1981 Big Ten Conference baseball tournament
- Teams: 4
- Format: Double-elimination
- Finals site: Ray Fisher Stadium; Ann Arbor, MI;
- Champions: Michigan (1st title)
- Winning coach: Bud Middaugh (1st title)
- MVP: Gerry Hool (Michigan)

= 1981 Big Ten baseball tournament =

The 1981 Big Ten Conference baseball tournament was held at Ray Fisher Stadium on the campus of the University of Michigan in Ann Arbor, Michigan, from May 15 through 17. The top two teams from the regular season in each division participated in the double-elimination tournament, the first such event sponsored by the Big Ten Conference to determine the league champion. Michigan won the first tournament championship and earned the Big Ten Conference's automatic bid to the 1981 NCAA Division I baseball tournament

== Format and seeding ==
The 1981 tournament was a 4-team double-elimination tournament, with seeds determined by conference regular season winning percentage within each division. The top seed from each division played the second seed from the opposite division in the first round.
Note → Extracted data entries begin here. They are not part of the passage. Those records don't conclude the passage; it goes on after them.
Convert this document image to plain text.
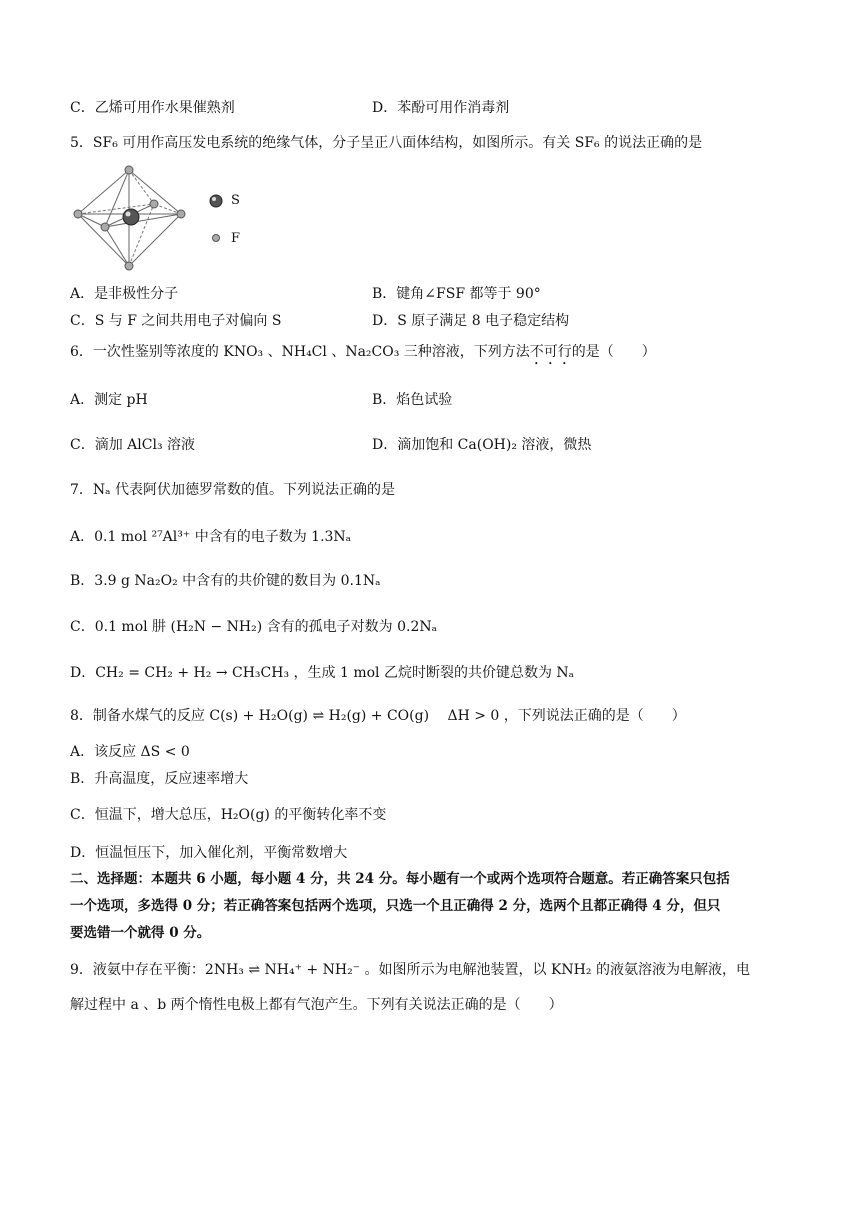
C．乙烯可用作水果催熟剂	D．苯酚可用作消毒剂
5．SF₆ 可用作高压发电系统的绝缘气体，分子呈正八面体结构，如图所示。有关 SF₆ 的说法正确的是
S
F
A．是非极性分子	B．键角∠FSF 都等于 90°
C．S 与 F 之间共用电子对偏向 S	D．S 原子满足 8 电子稳定结构
6．一次性鉴别等浓度的 KNO₃ 、NH₄Cl 、Na₂CO₃ 三种溶液，下列方法不可行的是（　　）
A．测定 pH	B．焰色试验
C．滴加 AlCl₃ 溶液	D．滴加饱和 Ca(OH)₂ 溶液，微热
7．Nₐ 代表阿伏加德罗常数的值。下列说法正确的是
A．0.1 mol ²⁷Al³⁺ 中含有的电子数为 1.3Nₐ
B．3.9 g Na₂O₂ 中含有的共价键的数目为 0.1Nₐ
C．0.1 mol 肼 (H₂N − NH₂) 含有的孤电子对数为 0.2Nₐ
D．CH₂ = CH₂ + H₂ → CH₃CH₃ ，生成 1 mol 乙烷时断裂的共价键总数为 Nₐ
8．制备水煤气的反应 C(s) + H₂O(g) ⇌ H₂(g) + CO(g)　 ΔH > 0 ，下列说法正确的是（　　）
A．该反应 ΔS < 0
B．升高温度，反应速率增大
C．恒温下，增大总压，H₂O(g) 的平衡转化率不变
D．恒温恒压下，加入催化剂，平衡常数增大
二、选择题：本题共 6 小题，每小题 4 分，共 24 分。每小题有一个或两个选项符合题意。若正确答案只包括
一个选项，多选得 0 分；若正确答案包括两个选项，只选一个且正确得 2 分，选两个且都正确得 4 分，但只
要选错一个就得 0 分。
9．液氨中存在平衡：2NH₃ ⇌ NH₄⁺ + NH₂⁻ 。如图所示为电解池装置，以 KNH₂ 的液氨溶液为电解液，电
解过程中 a 、b 两个惰性电极上都有气泡产生。下列有关说法正确的是（　　）
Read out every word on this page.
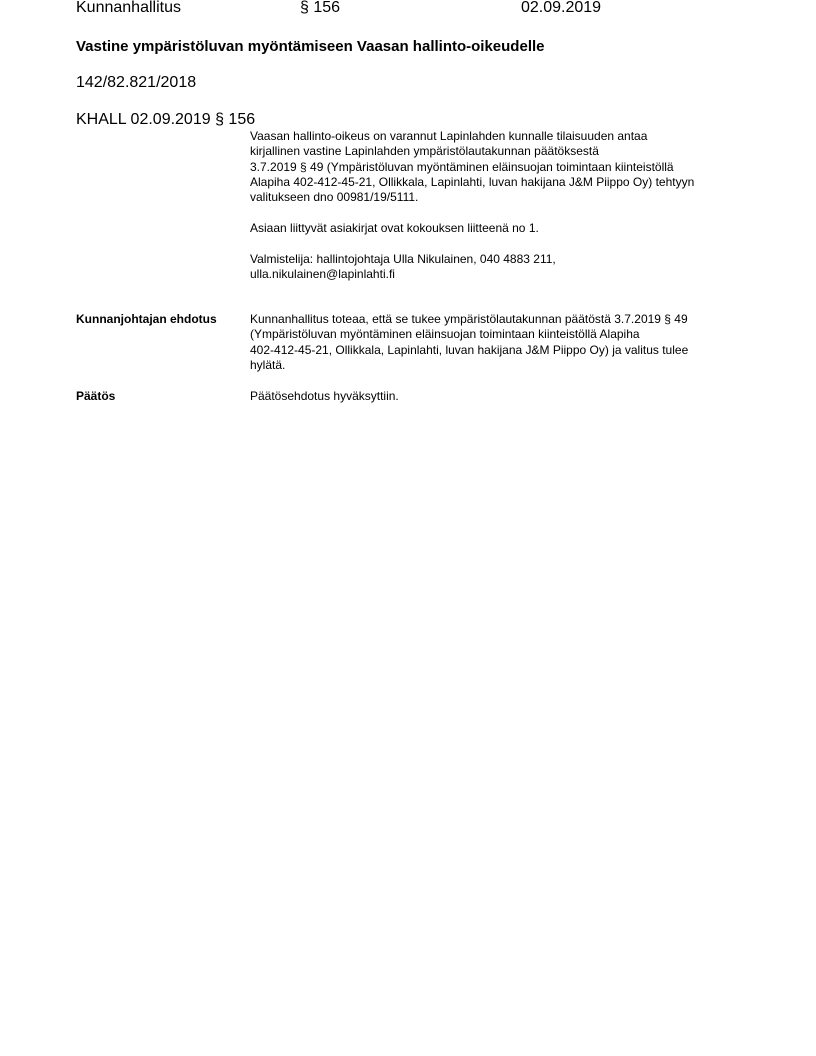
Kunnanhallitus	§ 156	02.09.2019
Vastine ympäristöluvan myöntämiseen Vaasan hallinto-oikeudelle
142/82.821/2018
KHALL 02.09.2019 § 156
Vaasan hallinto-oikeus on varannut Lapinlahden kunnalle tilaisuuden antaa
kirjallinen vastine Lapinlahden ympäristölautakunnan päätöksestä
3.7.2019 § 49 (Ympäristöluvan myöntäminen eläinsuojan toimintaan kiinteistöllä
Alapiha 402-412-45-21, Ollikkala, Lapinlahti, luvan hakijana J&M Piippo Oy) tehtyyn
valitukseen dno 00981/19/5111.
Asiaan liittyvät asiakirjat ovat kokouksen liitteenä no 1.
Valmistelija: hallintojohtaja Ulla Nikulainen, 040 4883 211,
ulla.nikulainen@lapinlahti.fi
Kunnanjohtajan ehdotus	Kunnanhallitus toteaa, että se tukee ympäristölautakunnan päätöstä 3.7.2019 § 49
(Ympäristöluvan myöntäminen eläinsuojan toimintaan kiinteistöllä Alapiha
402-412-45-21, Ollikkala, Lapinlahti, luvan hakijana J&M Piippo Oy) ja valitus tulee
hylätä.
Päätös	Päätösehdotus hyväksyttiin.
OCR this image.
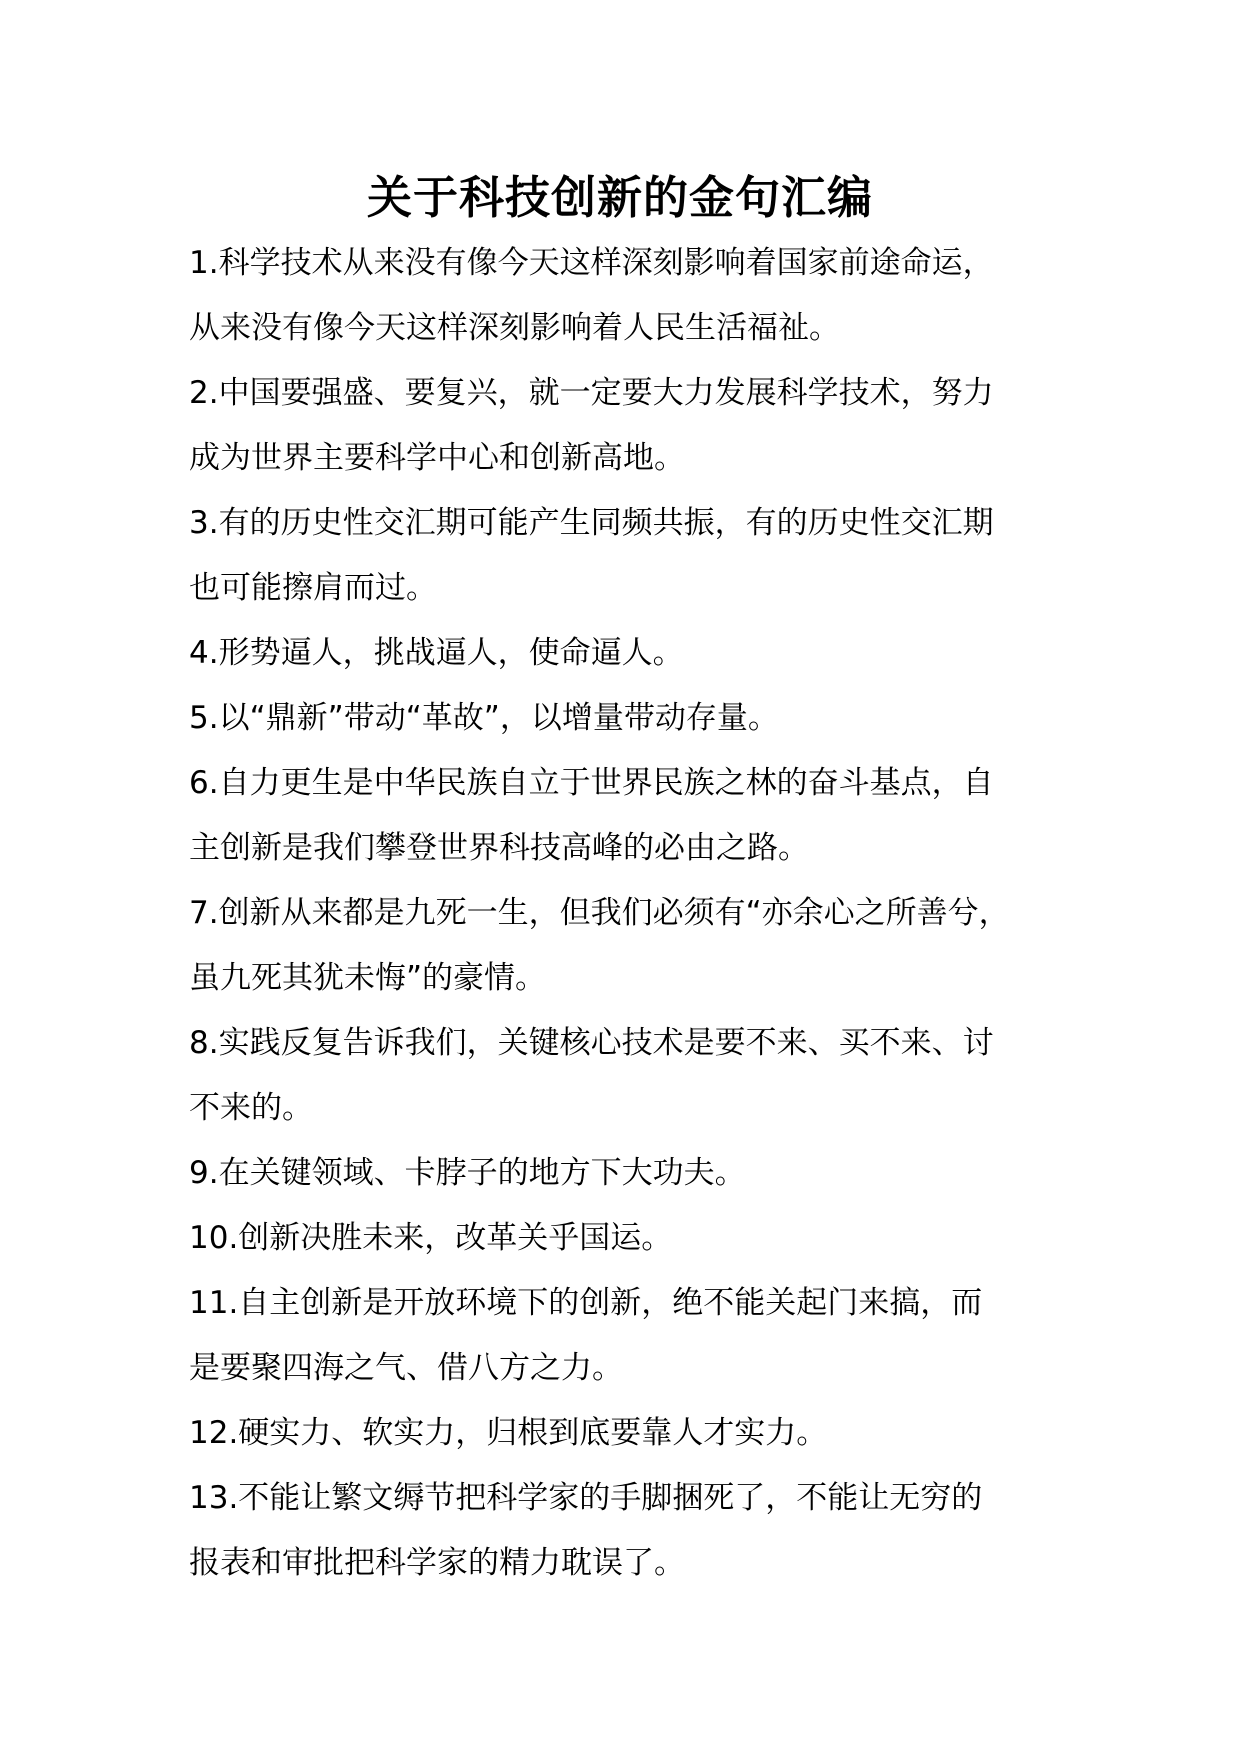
关于科技创新的金句汇编

1.科学技术从来没有像今天这样深刻影响着国家前途命运，

从来没有像今天这样深刻影响着人民生活福祉。

2.中国要强盛、要复兴，就一定要大力发展科学技术，努力

成为世界主要科学中心和创新高地。

3.有的历史性交汇期可能产生同频共振，有的历史性交汇期

也可能擦肩而过。

4.形势逼人，挑战逼人，使命逼人。

5.以“鼎新”带动“革故”，以增量带动存量。

6.自力更生是中华民族自立于世界民族之林的奋斗基点，自

主创新是我们攀登世界科技高峰的必由之路。

7.创新从来都是九死一生，但我们必须有“亦余心之所善兮，

虽九死其犹未悔”的豪情。

8.实践反复告诉我们，关键核心技术是要不来、买不来、讨

不来的。

9.在关键领域、卡脖子的地方下大功夫。

10.创新决胜未来，改革关乎国运。

11.自主创新是开放环境下的创新，绝不能关起门来搞，而

是要聚四海之气、借八方之力。

12.硬实力、软实力，归根到底要靠人才实力。

13.不能让繁文缛节把科学家的手脚捆死了，不能让无穷的

报表和审批把科学家的精力耽误了。
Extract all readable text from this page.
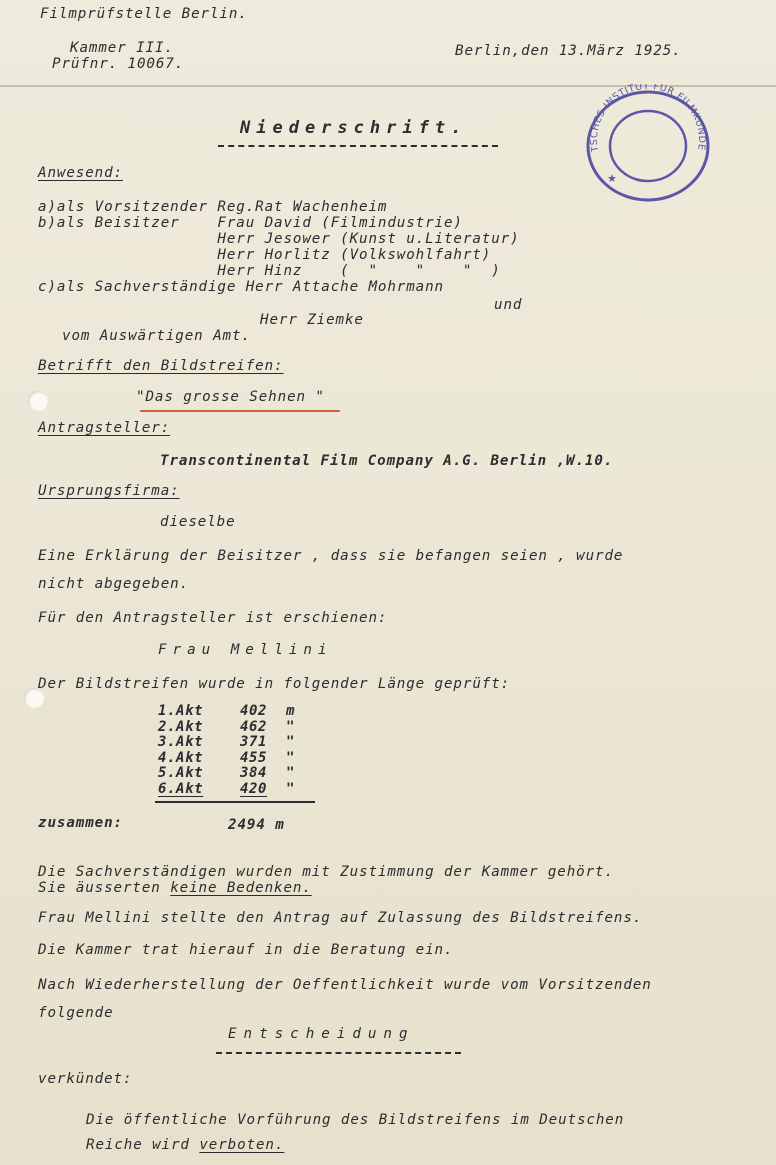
Filmprüfstelle Berlin.
Kammer III.
Prüfnr. 10067.
Berlin,den 13.März 1925.
TSCHES INSTITUT FÜR FILMKUNDE
★
Niederschrift.
Anwesend:
a)als Vorsitzender Reg.Rat Wachenheim
b)als Beisitzer    Frau David (Filmindustrie)
Herr Jesower (Kunst u.Literatur)
Herr Horlitz (Volkswohlfahrt)
Herr Hinz    (  "    "    "  )
c)als Sachverständige Herr Attache Mohrmann
und
Herr Ziemke
vom Auswärtigen Amt.
Betrifft den Bildstreifen:
"Das grosse Sehnen "
Antragsteller:
Transcontinental Film Company A.G. Berlin ,W.10.
Ursprungsfirma:
dieselbe
Eine Erklärung der Beisitzer , dass sie befangen seien , wurde
nicht abgegeben.
Für den Antragsteller ist erschienen:
Frau Mellini
Der Bildstreifen wurde in folgender Länge geprüft:
1.Akt	402	m
2.Akt	462	"
3.Akt	371	"
4.Akt	455	"
5.Akt	384	"
6.Akt	420	"
zusammen:	2494 m
Die Sachverständigen wurden mit Zustimmung der Kammer gehört.
Sie äusserten keine Bedenken.
Frau Mellini stellte den Antrag auf Zulassung des Bildstreifens.
Die Kammer trat hierauf in die Beratung ein.
Nach Wiederherstellung der Oeffentlichkeit wurde vom Vorsitzenden
folgende
Entscheidung
verkündet:
Die öffentliche Vorführung des Bildstreifens im Deutschen
Reiche wird verboten.
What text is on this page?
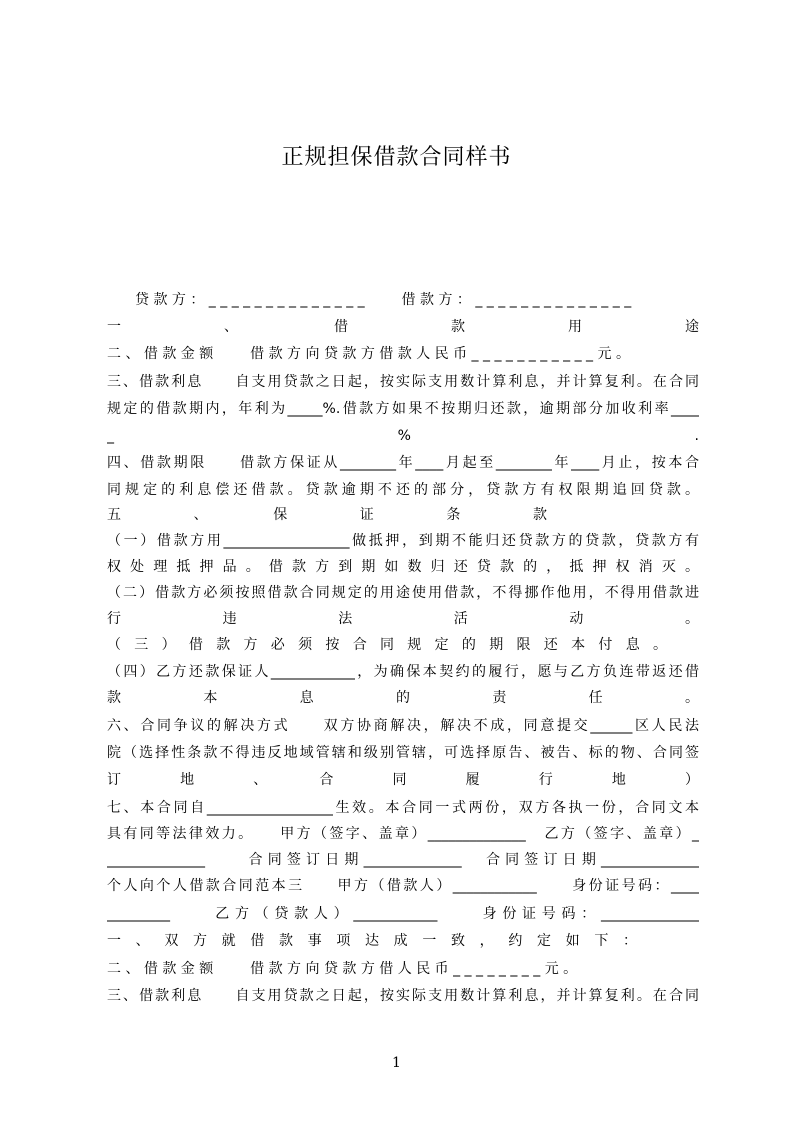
正规担保借款合同样书
　　贷 款 方 ： _ _ _ _ _ _ _ _ _ _ _ _ _ _ 　　 借 款 方 ： _ _ _ _ _ _ _ _ _ _ _ _ _ _
一　　　　、　　　　借　　　　款　　　　用　　　　途
二 、 借 款 金 额 　　 借 款 方 向 贷 款 方 借 款 人 民 币 _ _ _ _ _ _ _ _ _ _ _ 元 。
三、借款利息　　自支用贷款之日起，按实际支用数计算利息，并计算复利。在合同
规定的借款期内，年利为_____%.借款方如果不按期归还款，逾期部分加收利率____
_　　　　　　　　　　　　　　　　　　　　%　　　　　　　　　　　　　　　　　　　　.
四、借款期限　　借款方保证从________年____月起至________年____月止，按本合
同规定的利息偿还借款。贷款逾期不还的部分，贷款方有权限期追回贷款。
五　　　、　　　保　　　证　　　条　　　款
（一）借款方用__________________做抵押，到期不能归还贷款方的贷款，贷款方有
权 处 理 抵 押 品 。 借 款 方 到 期 如 数 归 还 贷 款 的 ， 抵 押 权 消 灭 。
（二）借款方必须按照借款合同规定的用途使用借款，不得挪作他用，不得用借款进
行　　　　违　　　　法　　　　活　　　　动　　　　。
（ 三 ） 借 款 方 必 须 按 合 同 规 定 的 期 限 还 本 付 息 。
（四）乙方还款保证人____________，为确保本契约的履行，愿与乙方负连带返还借
款　　　　本　　　　息　　　　的　　　　责　　　　任　　　　。
六、合同争议的解决方式　　双方协商解决，解决不成，同意提交______区人民法
院（选择性条款不得违反地域管辖和级别管辖，可选择原告、被告、标的物、合同签
订　　　　地　　　　、　　　　合　　　　同　　　　履　　　　行　　　　地　　　　）
七、本合同自__________________生效。本合同一式两份，双方各执一份，合同文本
具有同等法律效力。　　甲方（签字、盖章）______________　乙方（签字、盖章）_
______________　　合同签订日期______________　合同签订日期______________
个人向个人借款合同范本三　　甲方（借款人）____________　　身份证号码：____
_________　　乙方（贷款人）____________　　身份证号码：______________
一 、 双 方 就 借 款 事 项 达 成 一 致 ， 约 定 如 下 ：
二 、 借 款 金 额 　　 借 款 方 向 贷 款 方 借 人 民 币 _ _ _ _ _ _ _ _ 元 。
三、借款利息　　自支用贷款之日起，按实际支用数计算利息，并计算复利。在合同
1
| Team | W | L | PCT | GB | Seed |
East Division
| Michigan | 10 | 4 | .714 | – | 1E |
| Purdue | 8 | 6 | .567 | 2 | 2E |
| Ohio State | 7 | 9 | .438 | 4 | – |
| Michigan State | 6 | 8 | .429 | 4 | – |
| Indiana | 5 | 9 | .367 | 5 | – |
West Division
| Minnesota | 13 | 3 | .813 | – | 1W |
| Illinois | 11 | 3 | .786 | 1 | 2W |
| Iowa | 8 | 6 | .571 | 4 | – |
| Wisconsin | 3 | 13 | .188 | 10 | – |
| Northwestern | 3 | 13 | .188 | 10 | – |

== All-Tournament Team ==
The following players were named to the All-Tournament Team.

| Pos | Name | School |
|---|---|---|
| P | Steve Ontiveros | Michigan |
| P | Bob Hallas | Purdue |
| C | Gerry Hool | Michigan |
| 1B | Greg Beno | Purdue |
| 2B | Mike Ledna | Purdue |
| 3B | Chris Sabo | Michigan |
| SS | Bill Piwnica | Minnesota |
| OF | Jim Paciorek | Michigan |
| OF | Greg Schulte | Michigan |
| OF | Terry Steinbach | Minnesota |
| DH | John Young | Michigan |

=== Most Outstanding Player ===
Gerry Hool was named Most Outstanding Player. Hool was a catcher for Michigan.